Skip to content

[Bug][CI] LoRA config targeting --lora-target-modules all (AttributeError: 'NoneType' object has no attribute 'is_contiguous') #14773

@b8zhong

Description

@b8zhong

Checklist

  • I searched related issues but found no solution.
  • The bug persists in the latest version.
  • Issues without environment info and a minimal reproducible demo are hard to resolve and may receive no feedback.
  • If this is not a bug report but a general question, please start a discussion at https://github.com/sgl-project/sglang/discussions. Otherwise, it will be closed.
  • Please use English.
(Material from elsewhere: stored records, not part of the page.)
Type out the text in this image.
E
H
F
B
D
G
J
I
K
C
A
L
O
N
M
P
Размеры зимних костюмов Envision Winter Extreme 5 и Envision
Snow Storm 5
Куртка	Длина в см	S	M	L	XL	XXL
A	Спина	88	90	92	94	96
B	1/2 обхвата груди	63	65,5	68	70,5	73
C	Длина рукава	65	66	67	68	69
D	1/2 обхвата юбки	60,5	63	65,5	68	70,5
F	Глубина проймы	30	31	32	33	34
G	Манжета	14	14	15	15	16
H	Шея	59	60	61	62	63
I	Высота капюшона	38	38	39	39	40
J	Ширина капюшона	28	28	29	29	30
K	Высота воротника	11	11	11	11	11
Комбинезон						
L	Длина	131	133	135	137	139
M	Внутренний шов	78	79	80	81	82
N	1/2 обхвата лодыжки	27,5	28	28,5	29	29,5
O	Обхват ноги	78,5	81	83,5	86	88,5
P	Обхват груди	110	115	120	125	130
Otherwise, it will be closed.

Describe the bug

python3 -m sglang.launch_server \
  --model-path unsloth/Meta-Llama-3.1-8B-Instruct \
  --enable-lora \
  --cuda-graph-max-bs 8 \
  --max-loras-per-batch 3 \
  --max-lora-rank 256 \
  --lora-target-modules all \
  --lora-paths '{"lora_name":"lora0","lora_path":"Nutanix/Meta-Llama-3.1-8B-Instruct_lora_4_alpha_16","pinned":true}' '{"lora_name":"lora1","lora_path":"algoprog/fact-generation-llama-3.1-8b-instruct-lora"}' lora2=philschmid/code-llama-3-1-8b-text-to-sql-lora \
  --log-level warning

This command on LoRA is broken (it's run in the notebook), after #14177 and seen in https://github.com/sgl-project/sglang/actions/runs/20083442362/job/57615689992?pr=14764

Loading safetensors checkpoint shards: 100% Completed | 1/1 [00:00<00:00, 124.02it/s]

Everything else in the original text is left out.